The World Health Organization (WHO) recalibrated the Bundibugyo Ebola headline count in its 8 June outbreak notice, cutting suspected cases from around 1,000 to 116 and moving to a confirmed-only basis: 534 confirmed cases and 93 deaths, a CFR (case-fatality ratio, the share of confirmed cases WHO die) of 17.4% 1. WHO is the United Nations health agency that declares public-health emergencies and publishes the Disease Outbreak News bulletins this count appears in. The earlier briefing carried 1,040 cases ; WHO has since worked through a testing backlog and reclassified most suspected cases as either confirmed or as other febrile illness.
That drop from 1,040 reflects method, not improvement. The residual of just 116 suspected cases suggests most of the cleared backlog was never Ebola, which sharpens the confirmed signal rather than softening it.
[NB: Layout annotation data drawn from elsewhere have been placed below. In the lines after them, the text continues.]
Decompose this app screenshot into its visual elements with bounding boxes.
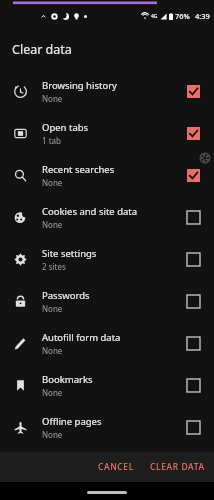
button[interactable]: Bookmarks xyxy=(180,372,206,398)
staticText: CLEAR DATA xyxy=(150,461,205,473)
staticText: Offline pages xyxy=(42,415,102,428)
staticText: Autofill form data xyxy=(42,331,121,344)
button[interactable]: Cookies and site data xyxy=(0,196,214,238)
staticText: None xyxy=(42,429,63,440)
button[interactable]: Recent searches xyxy=(0,154,214,196)
button[interactable]: Browsing history xyxy=(180,78,206,104)
staticText: Site settings xyxy=(42,247,97,260)
button[interactable]: Open tabs xyxy=(180,120,206,146)
button[interactable]: Site settings xyxy=(180,246,206,272)
staticText: 4G xyxy=(151,13,158,20)
staticText: None xyxy=(42,345,63,356)
staticText: Clear data xyxy=(12,41,72,58)
staticText: Open tabs xyxy=(42,121,89,134)
button[interactable]: Offline pages xyxy=(180,414,206,440)
staticText: None xyxy=(42,387,63,398)
staticText: Browsing history xyxy=(42,79,117,92)
staticText: 2 sites xyxy=(42,261,66,272)
button[interactable]: Passwords xyxy=(180,288,206,314)
staticText: Recent searches xyxy=(42,163,115,176)
button[interactable]: Autofill form data xyxy=(180,330,206,356)
staticText: Cookies and site data xyxy=(42,205,138,218)
button[interactable]: CANCEL xyxy=(91,455,141,479)
staticText: CANCEL xyxy=(98,461,134,473)
staticText: Passwords xyxy=(42,289,90,302)
button[interactable]: Passwords xyxy=(0,280,214,322)
staticText: None xyxy=(42,303,63,314)
button[interactable]: CLEAR DATA xyxy=(143,455,214,479)
staticText: 4:39 xyxy=(195,11,210,21)
button[interactable]: Browsing history xyxy=(0,70,214,112)
staticText: 76% xyxy=(175,11,190,21)
staticText: None xyxy=(42,177,63,188)
staticText: None xyxy=(42,93,63,104)
staticText: Bookmarks xyxy=(42,373,93,386)
button[interactable]: Site settings xyxy=(0,238,214,280)
button[interactable]: Offline pages xyxy=(0,406,214,448)
button[interactable]: Autofill form data xyxy=(0,322,214,364)
button[interactable]: Bookmarks xyxy=(0,364,214,406)
staticText: 1 tab xyxy=(42,135,61,146)
button[interactable]: Recent searches xyxy=(180,162,206,188)
button[interactable]: Cookies and site data xyxy=(180,204,206,230)
staticText: None xyxy=(42,219,63,230)
button[interactable]: Open tabs xyxy=(0,112,214,154)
Readers comparing today's 534 with the prior 1,040 will read a fall where the confirmed trajectory is climbing: DRC (the Democratic Republic of the Congo) confirmed cases rose from 321 to 515 in five days, with Uganda accounting for the other 19.
That five-day jump of 194 cases is the line to hold, not the lower headline. The CDC's modelling, published the same week, was calculated against this corrected confirmed-only baseline rather than the inflated total, which is why the two developments are methodologically linked: the count correction is what the reproduction-number estimate rests on.